Wages for Housework, Pandemic Edition
A couple of years ago, I reviewed the book of documents that Sylvia Federici, the Italian woman who conceived of and fought for the Wages for Housework movement, put together. Well, Federici is alive and well and fighting for the same issues. So the Times decided to talk to her about what the pandemic lockdown has demonstrated on these issues.
“The commons” denotes resources (land, knowledge, cultural and intellectual material) commonly held outside any kind of market. Commoning is that idea in action, a practice of putting more and more of your life outside the reaches of commodification or extraction. The allure of commoning is that it’s possible anywhere as long as there’s a willing community: An empty lot can become a small subsistence farm, a neighborhood’s health care concerns can be met with a local, neighborhood-run clinic; care work can be shared among families. “You don’t need permission” to common, says David Bollier, longtime scholar of commoning. “You don’t need to have proxies in Washington as lobbyists and lawyers. You don’t have to be an expert — you are an expert of your own dispossession. And therefore, you can devise some of your own things that are situationally appropriate.”
The ways this could look are as various as the communities seeking to address unmet needs. Recently, a group of coders built a free online tool to help families form and schedule child care co-ops. Mutual aid networks are one iteration that has flourished during the pandemic: Using something as simple as a Google Doc, neighbors can write down what they need and what they can give, forming (or revealing) a network of symbiotic relationships. (Alexandria Ocasio-Cortez co-hosted a conference call with the prison abolitionist Mariame Kaba on the basics.) These exchanges often seem mundane: Instead of your hiring a handyman, a neighbor might come to your house to help install your ceiling fan; in exchange, you might help him, or someone else, with his taxes or pet-sitting or garden work. In addition to donating to big nonprofits, you might also reply to calls on your local mutual aid network to help a neighbor make rent. While agitating for the government or other organizations to allocate desperately needed resources, your community might band together to pool and increase the resources it currently has.

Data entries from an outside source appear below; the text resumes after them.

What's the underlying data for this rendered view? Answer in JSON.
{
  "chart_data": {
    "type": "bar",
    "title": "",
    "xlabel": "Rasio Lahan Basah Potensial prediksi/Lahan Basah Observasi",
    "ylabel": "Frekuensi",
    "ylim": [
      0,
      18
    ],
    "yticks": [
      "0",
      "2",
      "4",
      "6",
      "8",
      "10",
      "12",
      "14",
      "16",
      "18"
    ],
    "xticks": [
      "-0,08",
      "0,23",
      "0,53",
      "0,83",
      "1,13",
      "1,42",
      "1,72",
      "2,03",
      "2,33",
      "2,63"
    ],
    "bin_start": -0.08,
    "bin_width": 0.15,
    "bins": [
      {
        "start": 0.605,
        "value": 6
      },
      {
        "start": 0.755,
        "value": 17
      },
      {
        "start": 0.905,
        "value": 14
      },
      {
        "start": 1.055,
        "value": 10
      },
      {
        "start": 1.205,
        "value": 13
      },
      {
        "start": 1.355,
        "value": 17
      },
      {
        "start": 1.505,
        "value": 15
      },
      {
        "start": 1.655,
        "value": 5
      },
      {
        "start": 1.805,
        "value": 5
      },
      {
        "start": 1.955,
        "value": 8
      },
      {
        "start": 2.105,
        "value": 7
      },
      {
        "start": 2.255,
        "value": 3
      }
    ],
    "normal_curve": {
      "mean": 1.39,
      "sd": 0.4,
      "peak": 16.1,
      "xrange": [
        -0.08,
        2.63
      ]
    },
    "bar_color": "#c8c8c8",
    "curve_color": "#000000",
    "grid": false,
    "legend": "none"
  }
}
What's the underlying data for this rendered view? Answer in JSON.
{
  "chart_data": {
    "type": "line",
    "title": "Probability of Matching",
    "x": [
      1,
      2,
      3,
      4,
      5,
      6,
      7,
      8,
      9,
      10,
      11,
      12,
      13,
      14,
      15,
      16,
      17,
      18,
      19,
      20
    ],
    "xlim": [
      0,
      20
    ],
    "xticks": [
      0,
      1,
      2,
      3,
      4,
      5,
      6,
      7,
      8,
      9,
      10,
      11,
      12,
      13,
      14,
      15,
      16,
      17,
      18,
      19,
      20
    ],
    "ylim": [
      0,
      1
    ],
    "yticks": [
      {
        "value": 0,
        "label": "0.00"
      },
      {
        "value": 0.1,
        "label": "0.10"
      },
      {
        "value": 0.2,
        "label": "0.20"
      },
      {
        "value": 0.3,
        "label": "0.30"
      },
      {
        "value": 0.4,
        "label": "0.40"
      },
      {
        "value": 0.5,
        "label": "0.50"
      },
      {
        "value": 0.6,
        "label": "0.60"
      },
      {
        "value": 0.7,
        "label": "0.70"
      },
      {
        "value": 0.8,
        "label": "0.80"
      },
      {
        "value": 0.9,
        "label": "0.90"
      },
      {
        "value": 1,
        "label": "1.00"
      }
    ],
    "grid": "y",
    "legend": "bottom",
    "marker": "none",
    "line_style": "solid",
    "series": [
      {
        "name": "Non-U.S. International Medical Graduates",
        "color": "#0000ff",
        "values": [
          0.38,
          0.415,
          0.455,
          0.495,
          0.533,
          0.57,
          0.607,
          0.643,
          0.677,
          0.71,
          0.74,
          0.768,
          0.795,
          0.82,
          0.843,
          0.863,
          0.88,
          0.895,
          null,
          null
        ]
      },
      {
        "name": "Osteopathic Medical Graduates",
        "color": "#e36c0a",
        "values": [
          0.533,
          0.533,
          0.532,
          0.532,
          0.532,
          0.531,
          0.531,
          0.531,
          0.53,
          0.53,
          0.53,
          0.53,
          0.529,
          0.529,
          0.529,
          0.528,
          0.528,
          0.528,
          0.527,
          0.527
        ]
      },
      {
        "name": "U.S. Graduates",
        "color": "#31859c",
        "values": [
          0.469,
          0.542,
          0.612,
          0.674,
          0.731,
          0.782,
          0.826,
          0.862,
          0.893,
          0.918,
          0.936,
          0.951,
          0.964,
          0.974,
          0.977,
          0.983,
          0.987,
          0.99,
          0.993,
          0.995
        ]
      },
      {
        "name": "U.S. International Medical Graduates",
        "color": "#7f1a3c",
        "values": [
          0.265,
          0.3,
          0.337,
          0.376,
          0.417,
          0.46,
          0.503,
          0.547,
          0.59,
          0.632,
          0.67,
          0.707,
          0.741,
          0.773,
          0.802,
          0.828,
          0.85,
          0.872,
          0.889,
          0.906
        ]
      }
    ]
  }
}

Federici’s models for successful commoning are drawn from an internationalist perspective, and she notes that Indigenous communities are frequently originators and keepers of commoning practices: She cites “water defenders” in the Amazon, the Landless People’s Movement in South Africa, urban gardens in Ghana, the Chilean women who pooled their food and labor amid government-mandated austerity programs. “It is not the most industrialized but the most cohesive communities that are able to resist and, in some cases, reverse the privatization tide,” she writes in “Patriarchy of the Wage.”
One of Federici’s most instructive examples of commoning is the protest campaign of the Standing Rock Sioux tribe in 2016 and 2017. In the course of fighting a pipeline project, the tribe and its allies built an encampment network that kept thousands of protesters housed and fed and safe, even as winter descended; they created a school for the children, recognizing that if whole families were going to participate, the children would need both care and education. In part because they made the camps a livable, long-term community, they were able sustain and amplify the effort into a movement with international support and ongoing momentum even though the camp itself was cleared by law enforcement in February 2017.
Federici doesn’t get as much attention or respect as she should, perhaps because her organization never was that big. But she’s a historically important activist and we would be better off as a society at least seriously considering her ideas about housework, community, and togetherness.